Milagre : 10º - A cura do servo do centurião
Tema : Uma fé que impressiona
Texto : Lc 7.1-10  / Mt 8. 5-13
 

terça-feira, 17 de julho de 2012

A cura do servo do centurião - Parte 2

Milagre : 10º - A cura do servo do centurião
Tema : Uma fé que impressiona
Texto : Lc 7.1-10  / Mt 8. 5-13
 
3º - Esta história é única
Algumas pessoas por não conhecerem a Bíblia confundem esta história com a cura do oficial do rei (Jo 4. 46-54).
As semelhanças são muito poucas; as diferenças são muitas.
            Permitam-me mencionar algumas dessas diferenças:
  • O centurião era um gentio, o oficial do rei tem características de ser um judeu.
  • O escravo do centurião sofria de uma paralisia, o filho do oficial do rei estava doente com febre.
  • O centurião é em Cafarnaum, o oficial do rei é em Caná.
  • A fé do centurião ganha elogios de Jesus, o oficial do rei e outros são repreendidos por uma fé deficiente.
  • O centurião não se sente digno de Jesus entrar em sua casa, o oficial do rei pede que Jesus vá até a sua casa.
  • O centurião tem os anciãos judeus para defender o seu caso por ele ter construído a sinagoga ; O oficial do rei vai até Jesus pessoalmente.
São histórias separadas e não são iguais.
Deus tem uma história exclusiva para você pode até ver semelhanças com outras mas a sua vai ser única e exclusiva.
4º - Quadro irreversível
Nunca se esqueça Deus sempre tem a última palavra
Aquele servo apresentava em seu quadro clínico
1.     Ele estava muito doente,

Lucas 7: 1 - E, DEPOIS de concluir todos estes discursos perante o povo, entrou em Cafarnaum. 2 - E o servo de um certo centurião, a quem muito estimava, (estava doente, e moribundo).

2.     Estava sem poder andar

Mateus 8: 5 - E, entrando Jesus em Cafarnaum, chegou junto dele um centurião, rogando-lhe, 6 - E dizendo: Senhor, o meu criado jaz em casa, (paralítico), e violentamente atormentado.
3.     Estava delirando por causa da febre
Mateus 8: 5 - E, entrando Jesus em Cafarnaum, chegou junto dele um centurião, rogando-lhe, 6 - E dizendo: Senhor, o meu criado jaz em casa, paralítico, e (violentamente atormentado).
4.     Estava quase à morte, prestes a morrer.

Lucas 7: 1 - E, DEPOIS de concluir todos estes discursos perante o povo, entrou em Cafarnaum. 2 - E o servo de um certo centurião, a quem muito estimava, estava doente, e (moribundo).
5º - Aquele moço era um escravo

O que era ser um escravo?

Ser escravo implicava em quase absoluta redução nos direitos daqueles que ostentavam essa condição.

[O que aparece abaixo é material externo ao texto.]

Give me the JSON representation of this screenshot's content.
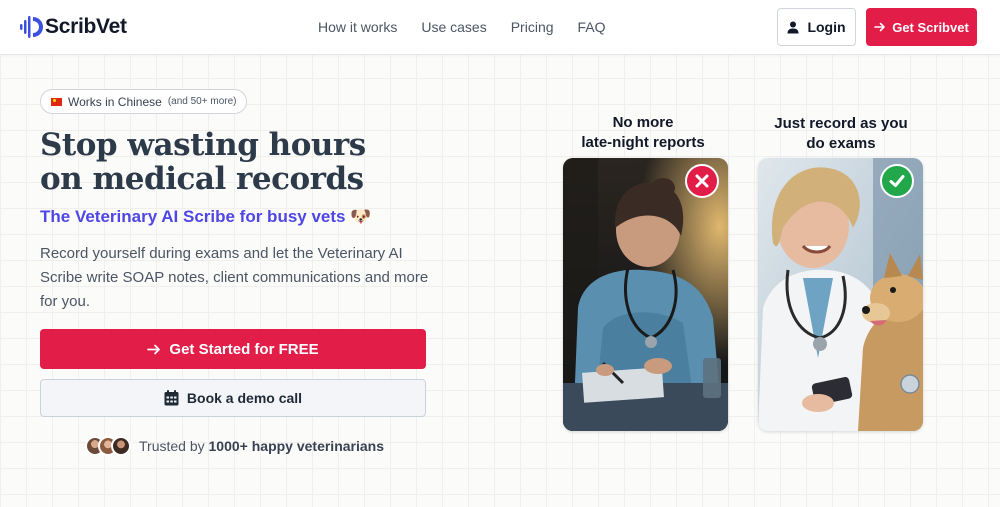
{
  "brand": {
    "name": "ScribVet",
    "accent": "#e11d48",
    "secondary": "#4f46e5"
  },
  "nav": {
    "items": [
      {
        "label": "How it works"
      },
      {
        "label": "Use cases"
      },
      {
        "label": "Pricing"
      },
      {
        "label": "FAQ"
      }
    ],
    "login_label": "Login",
    "cta_label": "Get Scribvet"
  },
  "hero": {
    "badge": {
      "text": "Works in Chinese",
      "sub": "(and 50+ more)",
      "icon": "china-flag-icon"
    },
    "title_line1": "Stop wasting hours",
    "title_line2": "on medical records",
    "tagline": "The Veterinary AI Scribe for busy vets 🐶",
    "description": "Record yourself during exams and let the Veterinary AI Scribe write SOAP notes, client communications and more for you.",
    "primary_button": "Get Started for FREE",
    "secondary_button": "Book a demo call",
    "trust_prefix": "Trusted by",
    "trust_strong": "1000+ happy veterinarians"
  },
  "comparison": {
    "before": {
      "caption_line1": "No more",
      "caption_line2": "late-night reports",
      "icon": "x-mark-icon"
    },
    "after": {
      "caption_line1": "Just record as you",
      "caption_line2": "do exams",
      "icon": "check-icon"
    }
  }
}
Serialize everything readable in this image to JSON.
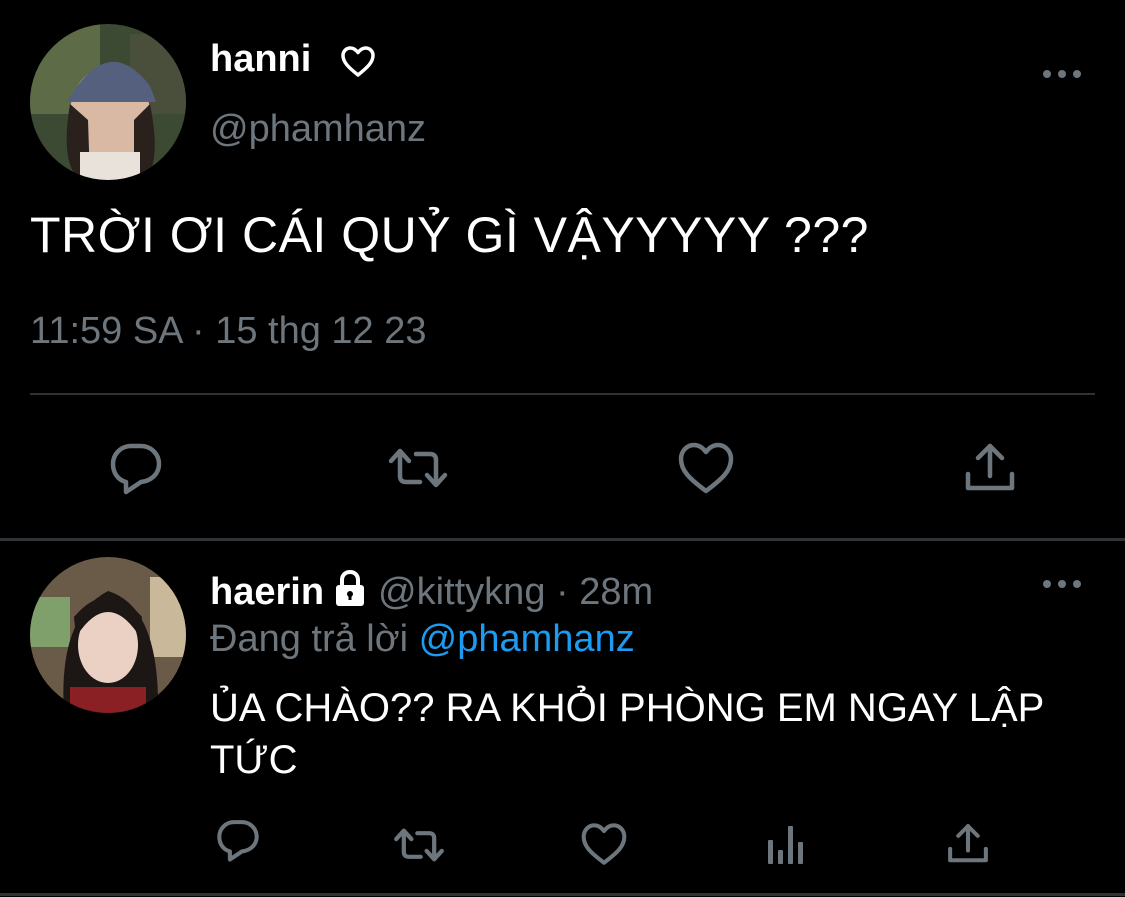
{
  "colors": {
    "background": "#000000",
    "text_primary": "#ffffff",
    "text_secondary": "#6e767d",
    "link": "#1d9bf0",
    "divider": "#2f3336",
    "icon": "#6e767d"
  },
  "main_tweet": {
    "display_name": "hanni",
    "name_badge_icon": "heart-outline-icon",
    "handle": "@phamhanz",
    "text": "TRỜI ƠI CÁI QUỶ GÌ VẬYYYYY ???",
    "timestamp": "11:59 SA · 15 thg 12 23",
    "more_icon": "more-dots-icon",
    "actions": [
      "reply-icon",
      "retweet-icon",
      "like-icon",
      "share-icon"
    ]
  },
  "reply_tweet": {
    "display_name": "haerin",
    "protected_icon": "lock-icon",
    "handle_time": "@kittykng · 28m",
    "replying_prefix": "Đang trả lời",
    "replying_to": "@phamhanz",
    "text": "ỦA CHÀO?? RA KHỎI PHÒNG EM NGAY LẬP TỨC",
    "more_icon": "more-dots-icon",
    "actions": [
      "reply-icon",
      "retweet-icon",
      "like-icon",
      "analytics-icon",
      "share-icon"
    ]
  }
}
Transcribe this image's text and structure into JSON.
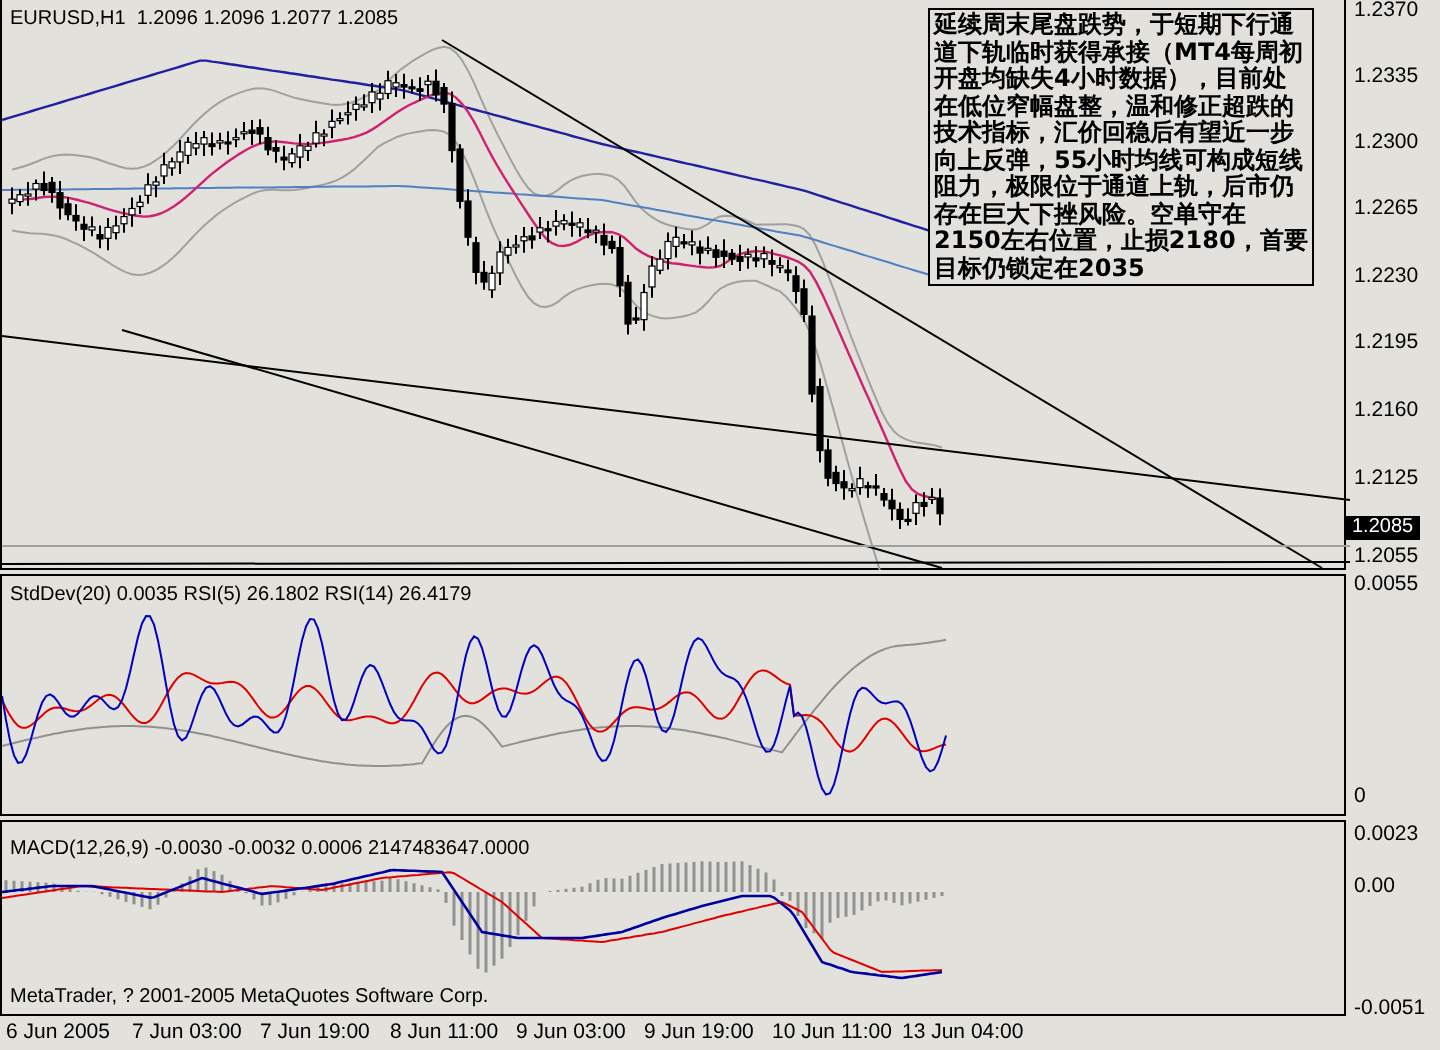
{
  "symbol_header": {
    "symbol": "EURUSD,H1",
    "ohlc": [
      "1.2096",
      "1.2096",
      "1.2077",
      "1.2085"
    ]
  },
  "annotation": {
    "text": "延续周末尾盘跌势，于短期下行通道下轨临时获得承接（MT4每周初开盘均缺失4小时数据），目前处在低位窄幅盘整，温和修正超跌的技术指标，汇价回稳后有望近一步向上反弹，55小时均线可构成短线阻力，极限位于通道上轨，后市仍存在巨大下挫风险。空单守在2150左右位置，止损2180，首要目标仍锁定在2035"
  },
  "price_axis": {
    "labels": [
      "1.2370",
      "1.2335",
      "1.2300",
      "1.2265",
      "1.2230",
      "1.2195",
      "1.2160",
      "1.2125",
      "1.2055"
    ],
    "current_price": "1.2085"
  },
  "indicator_panes": [
    {
      "label": "StdDev(20) 0.0035  RSI(5) 26.1802  RSI(14) 26.4179",
      "axis_labels": [
        "0.0055",
        "0"
      ]
    },
    {
      "label": "MACD(12,26,9) -0.0030 -0.0032 0.0006 2147483647.0000",
      "axis_labels": [
        "0.0023",
        "0.00",
        "-0.0051"
      ]
    }
  ],
  "copyright": "MetaTrader, ? 2001-2005 MetaQuotes Software Corp.",
  "time_axis": [
    "6 Jun 2005",
    "7 Jun 03:00",
    "7 Jun 19:00",
    "8 Jun 11:00",
    "9 Jun 03:00",
    "9 Jun 19:00",
    "10 Jun 11:00",
    "13 Jun 04:00"
  ]
}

Eram convertidos em simples propriedades dos seus donos, tratados como coisa ou objeto. Mais de 30% da população romana eram escravos. E quase todas estas pessoas reduzidas à escravidão ou mantidas nesta condição provinham de povos conquistados, o que se manifestava com frequência em características físicas ou língua diferentes das dos seus amos. O escravo romano é ambivalente: era ao mesmo tempo vez homem e mercadoria. O seu valor monetário era um incentivo para o amo, a fim de cuidá-lo para que o seu investimento fosse rentável. Assim mesmo, tinha deveres para com ele: alimentá-lo, vesti-lo e alojá-lo.

Eram pessoas desprezadas tratados com desdém. Um escravo era um bem que era possuído, e despojado de todo direito. O dono possuía o direito sobre a sua vida e a sua morte.

Se um escravo morresse logo era esquecido, jogado ao léu e substituído por outro. Mas este caso era diferente, segundo a história este moço era um mendigo que vivia na beira da estrada e foi trazido pra dentro da casa do centurião, para ser tratado com amor.
É tão interessante este relacionamento que Mateus usa o termo país no grego, que pode ser filho ou servo (geralmente alguém jovem), enquanto Lucas esclarece tratar-se de "servo" e o chama de doulos. Ele era um servo ? Sim com toda certeza mas  tratado como um filho.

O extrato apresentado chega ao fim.